Really what I wanted was everybody who worked on it to feel ownership of their piece. I didn’t want anyone to feel like they were working for me on my project. Shelby, who did the “Groundwater” video, he drew all those pictures, he did the audio score, he got the voiceover read, he came up with the concept. Then when it was done, he took it to three festivals and he won an award for it. It’s his film, it’s just my poem and my narration. That’s what I wanted. I wanted that to be the case, I didn’t want a bunch of hired guns in to execute things. I wanted people who felt excited about the material. That’s the one thing that was important to me.
When Alan Forbes did the cover, he was excited. He was excited to draw it, that’s his concept. I didn’t tell him what to do. And then my wife laid out the book. She’s a great designer so she took that artwork and put it into a layout and design. I gave each person room. I worked with the people I wanted to work with and I tried not to get in their way.
Is there live element to what you do? Any plans to read these poems in a live setting with a backing band?
NOAH: No, god, I hope not. I play guitar for some bands and I do some stuff that way, so the writing, as a performative thing, I don’t really have much ambition there. There’s certainly been discussion of doing things from time to time but it would really have to be a very specific opportunity with a controlled environment to even try it.
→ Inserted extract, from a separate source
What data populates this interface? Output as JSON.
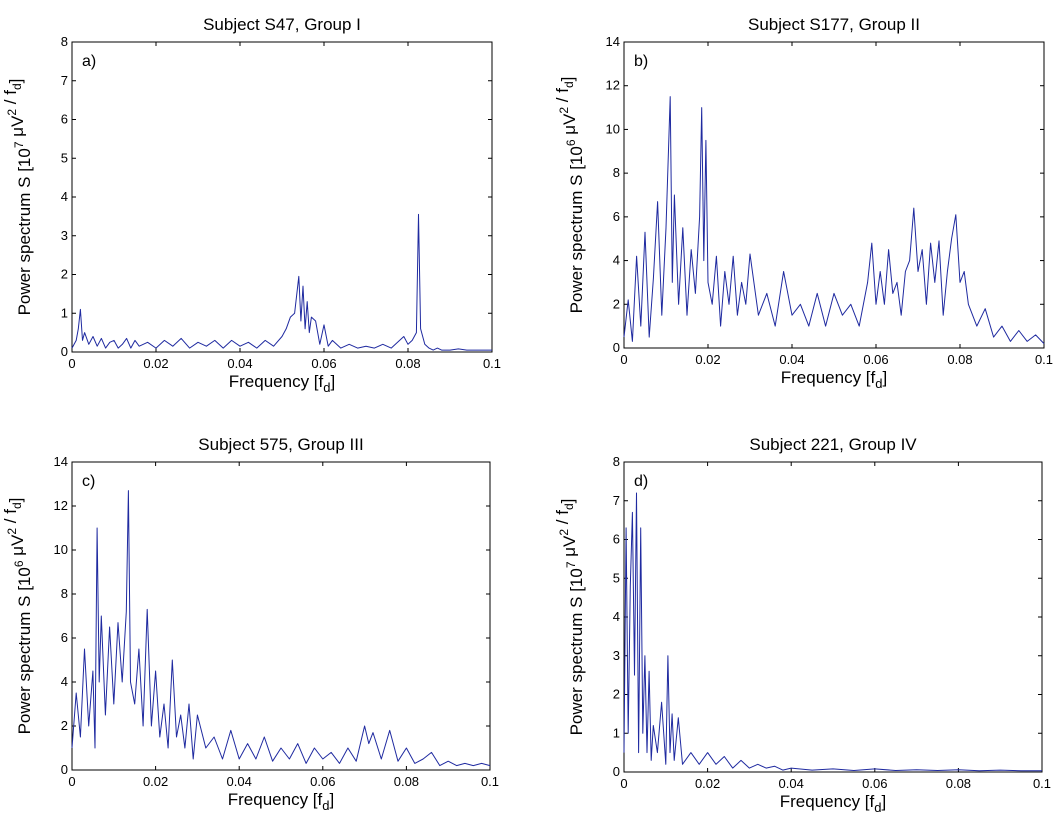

Just the logistics of trying to perform poems is a lot, that’s a lot to deal with. And I play music, so I’m not really jonesing for the stage time or for the public interaction that way. I would love to do more readings, more in-store book readings and things that are geared around the writing, I don’t have too much ambition to consistently blur the line. I tend to enjoy being the writer or being the musician. Trying to bridge that gap in a live setting is a bit much. But, I never say never. If it was something cool, like if Patti Smith reads this and she wants me to come open a show, I’m not going to say no.